The list of features thought to be part of narcissism tend to focus around grandiosity and self-aggrandizement, the Iowa State researchers observe, but they also involve a considerable degree of insecurity and vulnerability. These contradictory features “have awkwardly co-existed throughout the history of the construct” (p. 4). A resolution, Krizan and Herlache believe, is to define narcissism as simply “entitled self-importance” (p. 5). Narcissists, in other words, think they’re more important than everyone else, and feel they deserve special treatment. This definition doesn’t rule out investigations of whether narcissists have high or low self-esteem, are good or poor leaders, or are prone to shame.

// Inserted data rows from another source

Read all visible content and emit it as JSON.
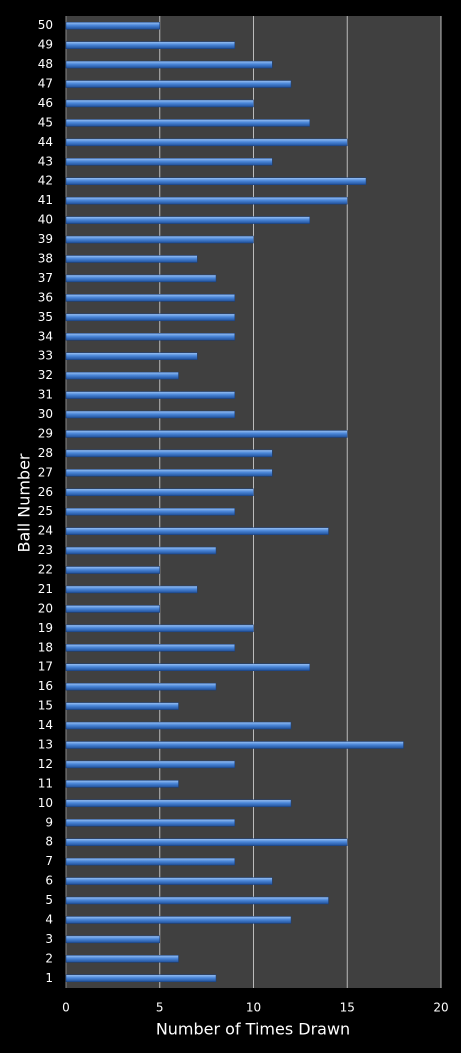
{
  "chart_data": {
    "type": "barh",
    "categories": [
      "1",
      "2",
      "3",
      "4",
      "5",
      "6",
      "7",
      "8",
      "9",
      "10",
      "11",
      "12",
      "13",
      "14",
      "15",
      "16",
      "17",
      "18",
      "19",
      "20",
      "21",
      "22",
      "23",
      "24",
      "25",
      "26",
      "27",
      "28",
      "29",
      "30",
      "31",
      "32",
      "33",
      "34",
      "35",
      "36",
      "37",
      "38",
      "39",
      "40",
      "41",
      "42",
      "43",
      "44",
      "45",
      "46",
      "47",
      "48",
      "49",
      "50"
    ],
    "values": [
      8,
      6,
      5,
      12,
      14,
      11,
      9,
      15,
      9,
      12,
      6,
      9,
      18,
      12,
      6,
      8,
      13,
      9,
      10,
      5,
      7,
      5,
      8,
      14,
      9,
      10,
      11,
      11,
      15,
      9,
      9,
      6,
      7,
      9,
      9,
      9,
      8,
      7,
      10,
      13,
      15,
      16,
      11,
      15,
      13,
      10,
      12,
      11,
      9,
      5
    ],
    "color": "#4a86d8",
    "xlabel": "Number of Times Drawn",
    "ylabel": "Ball Number",
    "xlim": [
      0,
      20
    ],
    "xticks": [
      0,
      5,
      10,
      15,
      20
    ],
    "grid": true
  }
}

However, self-importance as a core narcissistic feature does, the authors believe, cut across various theoretical lines and makes it possible to move on to the other two core issues.
Once you accept this proposition, the question then becomes why it is that people develop different levels and organization of narcissistic traits. What processes in early childhood lead individuals to become who they are? The Iowa State researchers maintain that to answer this question requires distinguishing between the orientations of boldness and reactivity. The boldness orientation involves seeking rewards. The reactivity orientation revolves around a desire to avoid threats.